After several years off the pitch to focus on his running career, Shah Azahar rejoined Wijaya in June 2021. He subsequently turned out for Lun Bawang FC and finally Kota Ranger FC in 2024.

==International career==
While still known as Philip Anak Ahar, he made his first foray into the international scene with Brunei at the 2006 AFC Challenge Cup held in Bangladesh. He made his debut and only appearance as a late substitute in the 2–1 win over Nepal on 4 April. His next tournament was the 2010 AFC Challenge Cup qualification in which he played two games out of three, all as substitute.
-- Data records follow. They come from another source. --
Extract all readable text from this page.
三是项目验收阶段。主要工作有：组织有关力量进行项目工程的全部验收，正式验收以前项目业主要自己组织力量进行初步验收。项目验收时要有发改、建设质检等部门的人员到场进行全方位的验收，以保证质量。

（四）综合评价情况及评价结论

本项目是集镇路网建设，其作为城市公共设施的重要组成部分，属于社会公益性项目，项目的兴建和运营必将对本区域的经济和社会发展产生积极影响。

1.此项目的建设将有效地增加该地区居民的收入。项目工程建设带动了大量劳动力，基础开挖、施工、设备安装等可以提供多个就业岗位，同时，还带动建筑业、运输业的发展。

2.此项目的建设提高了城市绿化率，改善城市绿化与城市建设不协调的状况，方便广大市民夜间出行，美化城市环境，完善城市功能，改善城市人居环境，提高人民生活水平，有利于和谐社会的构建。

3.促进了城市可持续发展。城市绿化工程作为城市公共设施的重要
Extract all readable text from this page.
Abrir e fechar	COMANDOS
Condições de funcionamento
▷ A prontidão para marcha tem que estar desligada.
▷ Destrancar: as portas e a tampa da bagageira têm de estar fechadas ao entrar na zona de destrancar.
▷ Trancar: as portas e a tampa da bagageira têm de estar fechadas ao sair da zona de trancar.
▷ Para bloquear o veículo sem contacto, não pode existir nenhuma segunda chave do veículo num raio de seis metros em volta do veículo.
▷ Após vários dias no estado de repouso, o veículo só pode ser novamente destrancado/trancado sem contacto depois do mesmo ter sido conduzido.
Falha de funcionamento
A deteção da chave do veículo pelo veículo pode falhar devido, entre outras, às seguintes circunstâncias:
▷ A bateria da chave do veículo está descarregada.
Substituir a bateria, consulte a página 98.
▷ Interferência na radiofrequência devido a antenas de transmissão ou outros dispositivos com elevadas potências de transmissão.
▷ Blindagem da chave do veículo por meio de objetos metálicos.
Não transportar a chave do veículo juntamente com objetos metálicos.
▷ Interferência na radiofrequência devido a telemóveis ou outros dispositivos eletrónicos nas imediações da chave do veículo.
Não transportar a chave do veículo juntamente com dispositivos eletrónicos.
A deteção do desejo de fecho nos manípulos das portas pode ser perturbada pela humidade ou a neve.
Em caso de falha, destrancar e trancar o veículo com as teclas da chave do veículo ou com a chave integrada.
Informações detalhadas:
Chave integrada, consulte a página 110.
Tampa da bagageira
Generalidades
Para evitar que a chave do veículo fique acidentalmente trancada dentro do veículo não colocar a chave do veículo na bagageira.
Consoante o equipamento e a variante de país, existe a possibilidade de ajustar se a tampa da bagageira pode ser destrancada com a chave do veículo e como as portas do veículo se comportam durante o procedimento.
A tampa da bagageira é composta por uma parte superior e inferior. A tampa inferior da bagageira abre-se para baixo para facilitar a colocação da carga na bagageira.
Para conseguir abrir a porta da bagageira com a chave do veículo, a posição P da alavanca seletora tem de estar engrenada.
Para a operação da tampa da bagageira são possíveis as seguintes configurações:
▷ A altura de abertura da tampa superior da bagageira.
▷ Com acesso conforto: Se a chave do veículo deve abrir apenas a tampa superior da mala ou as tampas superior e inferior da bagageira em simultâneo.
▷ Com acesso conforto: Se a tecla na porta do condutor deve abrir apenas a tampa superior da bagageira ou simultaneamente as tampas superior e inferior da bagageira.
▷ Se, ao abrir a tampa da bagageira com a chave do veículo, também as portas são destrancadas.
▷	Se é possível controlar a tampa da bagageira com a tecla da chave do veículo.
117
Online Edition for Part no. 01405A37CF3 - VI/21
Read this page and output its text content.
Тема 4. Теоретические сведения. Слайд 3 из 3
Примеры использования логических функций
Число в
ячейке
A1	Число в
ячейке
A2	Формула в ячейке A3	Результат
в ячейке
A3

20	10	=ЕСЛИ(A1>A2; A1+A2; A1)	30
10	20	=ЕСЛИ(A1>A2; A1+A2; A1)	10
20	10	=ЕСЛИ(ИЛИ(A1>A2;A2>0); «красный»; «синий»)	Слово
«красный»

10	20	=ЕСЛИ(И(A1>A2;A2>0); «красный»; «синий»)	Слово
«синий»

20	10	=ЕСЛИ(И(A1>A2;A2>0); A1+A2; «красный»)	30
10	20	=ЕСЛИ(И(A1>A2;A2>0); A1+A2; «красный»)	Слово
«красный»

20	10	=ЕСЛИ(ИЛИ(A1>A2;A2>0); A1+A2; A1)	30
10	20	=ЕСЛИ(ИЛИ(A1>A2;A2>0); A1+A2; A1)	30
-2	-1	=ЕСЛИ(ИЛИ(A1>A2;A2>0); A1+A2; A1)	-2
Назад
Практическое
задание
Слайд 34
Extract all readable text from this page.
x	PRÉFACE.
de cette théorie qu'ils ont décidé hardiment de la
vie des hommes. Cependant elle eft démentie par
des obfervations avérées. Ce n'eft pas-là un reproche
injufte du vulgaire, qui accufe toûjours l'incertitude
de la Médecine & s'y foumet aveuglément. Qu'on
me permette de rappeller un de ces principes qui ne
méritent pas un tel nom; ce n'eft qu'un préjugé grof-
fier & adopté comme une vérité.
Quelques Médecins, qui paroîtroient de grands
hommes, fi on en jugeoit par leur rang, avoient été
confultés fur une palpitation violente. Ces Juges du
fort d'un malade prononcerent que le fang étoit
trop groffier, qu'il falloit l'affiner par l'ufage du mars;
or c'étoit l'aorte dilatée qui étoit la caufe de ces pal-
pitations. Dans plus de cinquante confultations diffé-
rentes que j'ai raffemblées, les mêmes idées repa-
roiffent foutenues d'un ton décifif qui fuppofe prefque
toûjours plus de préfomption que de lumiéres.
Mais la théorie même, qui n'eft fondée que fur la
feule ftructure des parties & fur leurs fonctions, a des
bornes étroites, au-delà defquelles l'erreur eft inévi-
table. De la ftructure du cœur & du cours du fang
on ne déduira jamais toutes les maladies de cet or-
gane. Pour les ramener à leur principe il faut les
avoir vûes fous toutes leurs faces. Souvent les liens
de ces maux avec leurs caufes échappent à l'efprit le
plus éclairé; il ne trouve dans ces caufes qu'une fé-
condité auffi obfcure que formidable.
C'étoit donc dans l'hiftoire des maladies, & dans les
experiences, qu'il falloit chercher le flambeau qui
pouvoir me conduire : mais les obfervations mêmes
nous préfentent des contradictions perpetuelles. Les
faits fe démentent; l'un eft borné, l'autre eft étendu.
After solid displays with Jerudong FC, Shah Azahar was recalled into the international fold in mid-2015, taking the field in friendly games against Singapore and Cambodia.

==Honours==
===Team===
- QAF FC
- Brunei Premier League (3): 2005–06, 2007–08, 2009–10
- Brunei League Cup (2): 2008, 2009

==Personal life==
Besides football, Shah Azahar is also a long-distance runner who has finished in first place at many locally-held events. Hailing from a family of runners, his eldest brother Sefli is a celebrated Bruneian marathon runner, while his elder brother Jimmy represented Brunei at the 2004 Summer Olympics for the men's 1500 metres on top of having played league football with MS PDB.

Shah Azahar embraced Islam and changed his name from Philip circa 2010.